EXCLUSIVE:Expatriate renal patients are being forced to remain on dialysis because of a location lottery in the funding of transplant care, Medical Times has learnt.
The United Arab Emirates (UAE) offers all patients with kidney failure free dialysis as long as they have a valid residency and healthcare cover.
The policy ensures dialysis is available to both nationals and expatriates because many health insurance schemes do not to cover the condition.
But when it comes to kidney transplants funding depends on where a patient lives. Each emirate offers different levels of financial assistance to its expatriate patients, according to renal physicians.
Health Authority Abu Dhabi (HAAD) offers both nationals and expatriates with renal failure free transplants, including work-up and follow up care for as long as necessary, a HAAD official confirmed.
However, expatriate patients in Dubai only get the cost of their transplant covered if they have been on dialysis first. In Sharjah the full cost of care has to be paid by the patient.
The situation has come to light following an exclusive report in November's MT that revealed up to 40 patients from the UAE were traveling to Asia each year to buy illegal organs.

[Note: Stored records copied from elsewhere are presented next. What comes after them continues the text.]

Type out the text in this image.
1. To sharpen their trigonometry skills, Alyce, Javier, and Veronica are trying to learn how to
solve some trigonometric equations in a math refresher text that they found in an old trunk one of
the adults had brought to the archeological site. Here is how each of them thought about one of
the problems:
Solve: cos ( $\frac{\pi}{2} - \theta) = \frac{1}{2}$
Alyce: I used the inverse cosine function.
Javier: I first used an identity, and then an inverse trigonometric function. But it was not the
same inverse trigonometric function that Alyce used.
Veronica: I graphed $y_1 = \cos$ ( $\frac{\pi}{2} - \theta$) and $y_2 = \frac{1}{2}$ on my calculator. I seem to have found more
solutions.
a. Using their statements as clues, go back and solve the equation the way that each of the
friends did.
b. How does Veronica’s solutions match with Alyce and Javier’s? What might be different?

"Everyone gets dialysis free everywhere, but if they have a transplant then it's not so clear. There's no wonder people go to the Philippines or India for cheaper transplants," said Dr Mustafa Ahmed, a consultant nephrologist at Welcare Hospital in Dubai.
The situation left many expatriate patients from poorer countries on dialysis for years, added Dr Iman Akhtarul, a nephrologist at Al Quassimi Hospital, Sharjah.
"Those who can not afford it do not go for transplant. A lot of people stay on dialysis, some people for 10 years, just because it's free," he revealed.